Роль

Новелла опубликована в сб-ке "Формула слова", М., 2016.
Влада Ладная
РОЛЬ
Новелла

Спешите делать добро.
Доктор Гааз


А роль мне сразу не понравилась.
То есть – удача!  Главный  персонаж  в спектакле,  режиссёр знаменитый, тема актуальная. Все обзавидовались: успех гарантирован. Девки за мной хвостом ходят.
И это в двадцать пять  лет.
Но меня коробило.
Сюжет идиотский. Герой слащавый. Идея, с моей точки зрения, в корне неправильная. Фальшь в каждом слове.

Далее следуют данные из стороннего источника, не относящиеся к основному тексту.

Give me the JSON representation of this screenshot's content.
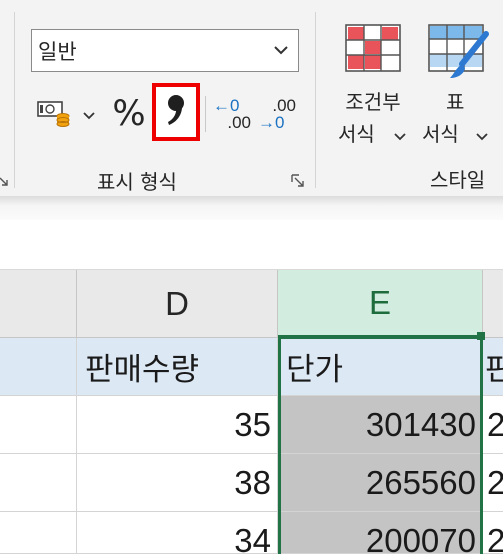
{
  "ribbon": {
    "number_group": {
      "format_dropdown": {
        "value": "일반"
      },
      "percent_label": "%",
      "comma_label": ",",
      "increase_decimal": {
        "top": "←0",
        "bottom": ".00"
      },
      "decrease_decimal": {
        "top": ".00",
        "bottom": "→0"
      },
      "group_label": "표시 형식"
    },
    "styles_group": {
      "conditional_formatting": {
        "line1": "조건부",
        "line2": "서식"
      },
      "format_as_table": {
        "line1": "표",
        "line2": "서식"
      },
      "group_label": "스타일"
    },
    "colors": {
      "highlight": "#ee0000",
      "accent": "#217346"
    }
  },
  "sheet": {
    "columns": [
      {
        "label": "D",
        "selected": false
      },
      {
        "label": "E",
        "selected": true
      }
    ],
    "header_row": {
      "d": "판매수량",
      "e": "단가",
      "f": "판"
    },
    "rows": [
      {
        "d": "35",
        "e": "301430",
        "f": "2"
      },
      {
        "d": "38",
        "e": "265560",
        "f": "2"
      },
      {
        "d": "34",
        "e": "200070",
        "f": "2"
      }
    ]
  }
}
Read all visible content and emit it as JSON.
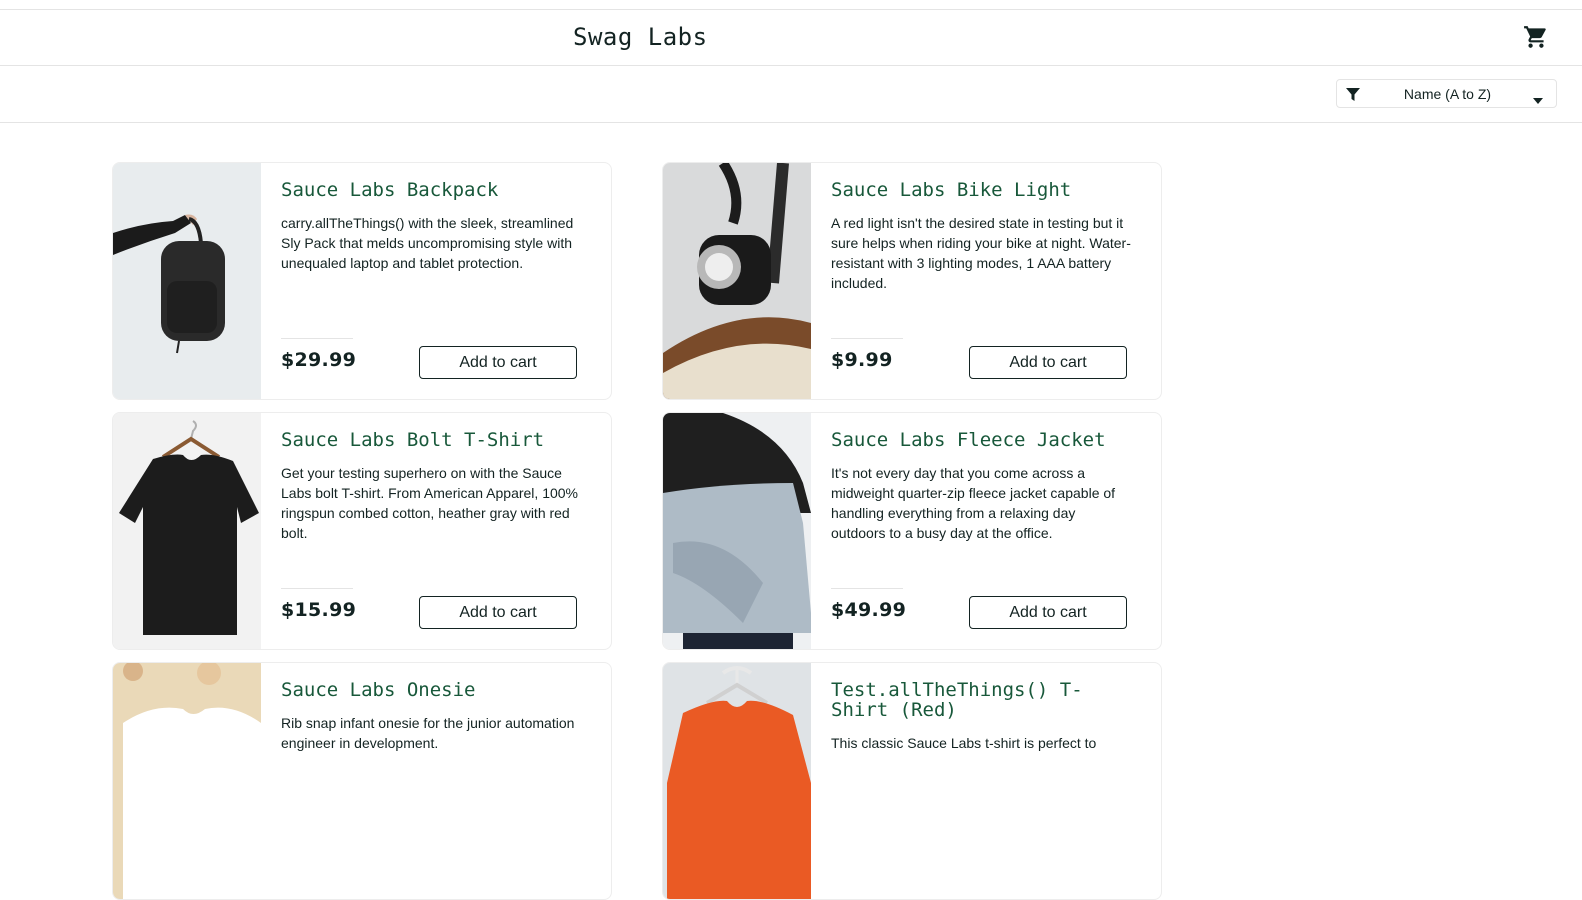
{
  "header": {
    "app_title": "Swag Labs",
    "cart_icon": "shopping-cart-icon"
  },
  "sort": {
    "selected": "Name (A to Z)",
    "filter_icon": "filter-icon",
    "caret_icon": "caret-down-icon"
  },
  "products": [
    {
      "name": "Sauce Labs Backpack",
      "description": "carry.allTheThings() with the sleek, streamlined Sly Pack that melds uncompromising style with unequaled laptop and tablet protection.",
      "price": "$29.99",
      "button": "Add to cart"
    },
    {
      "name": "Sauce Labs Bike Light",
      "description": "A red light isn't the desired state in testing but it sure helps when riding your bike at night. Water-resistant with 3 lighting modes, 1 AAA battery included.",
      "price": "$9.99",
      "button": "Add to cart"
    },
    {
      "name": "Sauce Labs Bolt T-Shirt",
      "description": "Get your testing superhero on with the Sauce Labs bolt T-shirt. From American Apparel, 100% ringspun combed cotton, heather gray with red bolt.",
      "price": "$15.99",
      "button": "Add to cart"
    },
    {
      "name": "Sauce Labs Fleece Jacket",
      "description": "It's not every day that you come across a midweight quarter-zip fleece jacket capable of handling everything from a relaxing day outdoors to a busy day at the office.",
      "price": "$49.99",
      "button": "Add to cart"
    },
    {
      "name": "Sauce Labs Onesie",
      "description": "Rib snap infant onesie for the junior automation engineer in development.",
      "price": "",
      "button": ""
    },
    {
      "name": "Test.allTheThings() T-Shirt (Red)",
      "description": "This classic Sauce Labs t-shirt is perfect to",
      "price": "",
      "button": ""
    }
  ]
}
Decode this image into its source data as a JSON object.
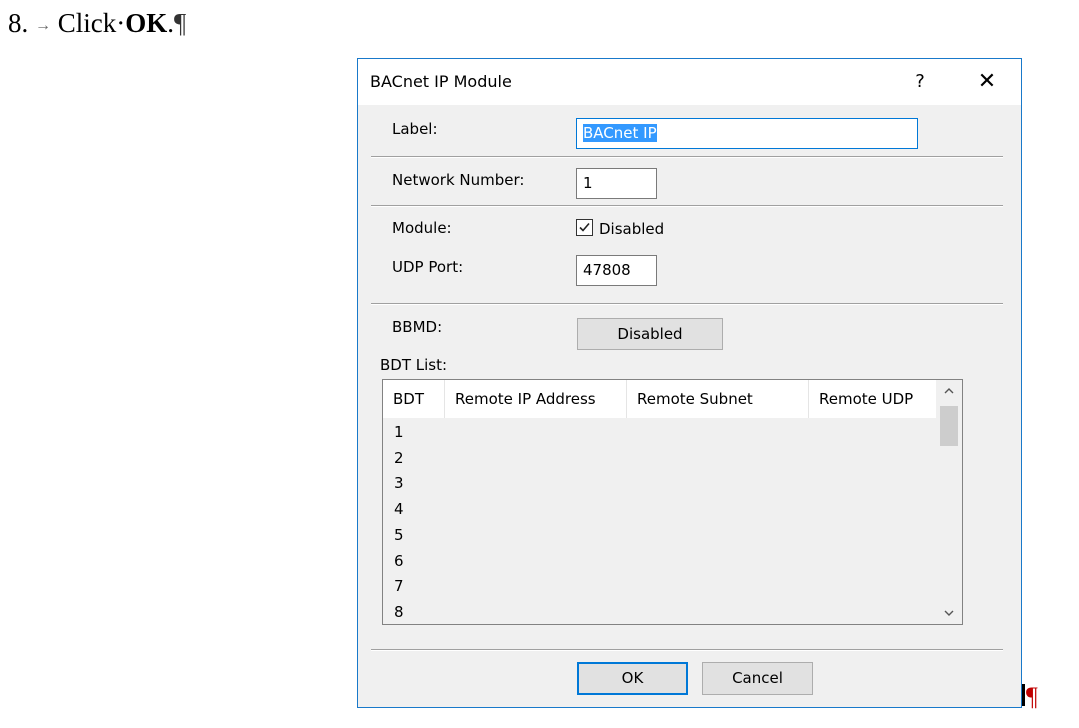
{
  "doc": {
    "step_number": "8.",
    "tab_mark": "→",
    "click_text": "Click·",
    "ok_text": "OK",
    "period": ".",
    "pilcrow": "¶",
    "end_pilcrow": "¶"
  },
  "dialog": {
    "title": "BACnet IP Module",
    "help": "?",
    "close": "✕",
    "label_caption": "Label:",
    "label_value": "BACnet IP",
    "network_caption": "Network Number:",
    "network_value": "1",
    "module_caption": "Module:",
    "module_checkbox_label": "Disabled",
    "module_checked": true,
    "udp_caption": "UDP Port:",
    "udp_value": "47808",
    "bbmd_caption": "BBMD:",
    "bbmd_button": "Disabled",
    "bdt_caption": "BDT List:",
    "bdt_columns": [
      "BDT",
      "Remote IP Address",
      "Remote Subnet",
      "Remote UDP"
    ],
    "bdt_rows": [
      "1",
      "2",
      "3",
      "4",
      "5",
      "6",
      "7",
      "8"
    ],
    "ok_button": "OK",
    "cancel_button": "Cancel"
  },
  "colors": {
    "accent": "#0078d7",
    "selection": "#3399ff",
    "dialog_bg": "#f0f0f0",
    "border": "#1979ca",
    "pilcrow_red": "#c00000"
  }
}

Доктор Гааз. Из немцев, но всю жизнь прожил в России. Хорошо образован, занимался философией, химией, ботаникой, астрономией. Участвовал в войне 1812 года, дошёл с нашими войсками  до Парижа. Исследовал Кавказские минеральные воды. Разбогател, купил дом, деревню под Москвой, где организовал суконную фабрику. Ездил в богатом экипаже,  четвёркой отменных лошадей. Словом,  классический набор нового русского:  завод, особняк, загородная дача, «мерседес».  Только с поправкой на начало девятнадцатого века.
И вдруг, когда доктору  уже под шестьдесят,  человек с головой уходит в благотворительность. На свои средства создаёт первую в стране, да, кажется, и в мире, больницу для бесприютных, сиречь – бомжей. Особенно печётся о заключённых. Непрестанно помогает бедным. Забрасывает свою фабрику, разоряется и умирает в нищете.

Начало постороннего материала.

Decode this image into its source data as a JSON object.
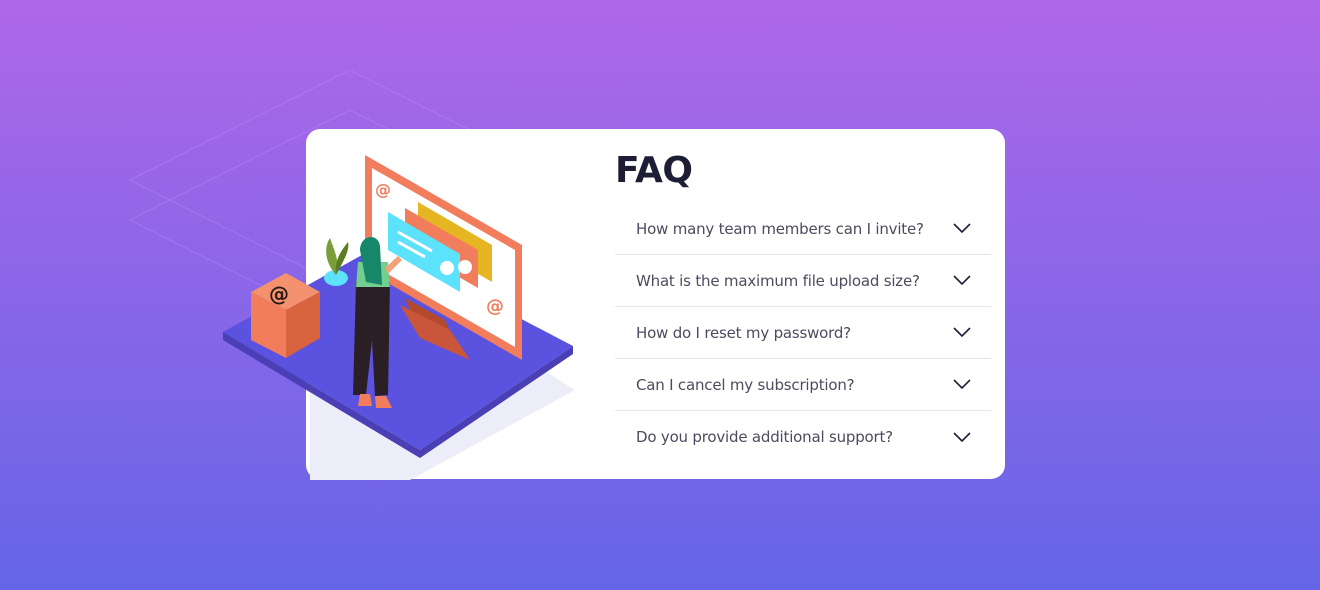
{
  "page": {
    "background_top": "#af67e9",
    "background_bottom": "#6565e7",
    "card_background": "#ffffff"
  },
  "faq": {
    "title": "FAQ",
    "items": [
      {
        "question": "How many team members can I invite?",
        "expanded": false
      },
      {
        "question": "What is the maximum file upload size?",
        "expanded": false
      },
      {
        "question": "How do I reset my password?",
        "expanded": false
      },
      {
        "question": "Can I cancel my subscription?",
        "expanded": false
      },
      {
        "question": "Do you provide additional support?",
        "expanded": false
      }
    ],
    "toggle_icon": "chevron-down-icon"
  },
  "illustration": {
    "subject": "woman-at-online-monitor",
    "box_symbol": "@",
    "screen_symbol": "@",
    "colors": {
      "platform": "#5b52df",
      "monitor_frame": "#f27d5c",
      "box_front": "#f27d5c",
      "message_blue": "#5ce2fa",
      "message_yellow": "#f2c23d",
      "plant": "#7a9e3a"
    }
  }
}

За  гробом Гааза шло пятнадцать тысяч человек, но похоронили его на казённый счёт, ибо и семьи у врача никакой не было.  О нём современник говорил, что доктор либо дурак, либо сумасшедший, либо святой. 
Для репетиций мы арендовали зал  в районе Солянки.
Между памятником Кириллу и Мефодию и бывшей Хитровкой, пристанищем самых отпетых убийц и грабителей, морфинистов, малолетних проституток. Это место ещё называли русским Двором чудес, по аналогии с клоакой в «Соборе Парижской Богоматери».  Здесь был настоящий восьмой круг ада, красочно описанный Гиляровским.  Так между праведностью - и инфернальностью, между источником Света и Истины - и бездной мы и осели.
Да и весь район тут  был путаный: здесь в ивановском монастыре томились настоящая княжна Тараканова, незаконная дочь императрицы Елизаветы, насильно постриженная и простившая своих палачей,-  и Салтычиха, замучавшая до смерти 138 крепостных, массовая убийца ХVIIIвека.
Православные соборы здесь соседствуют с синагогой и лютеранским храмом в готическом стиле, а неподалёку высится масонская башня Меньшикова с ананасом наверху и тамплиерскими крестами на дверях,  чуть дальше же – дом с химерами.
Наводит на размышления.
Улицы ломаные, как крылья чайки. То вверх взметнутся, то вниз и вбок провалятся, то в круговерть обратятся. Закрутят, заморочат, залиходействуют. Ум за разум заведут.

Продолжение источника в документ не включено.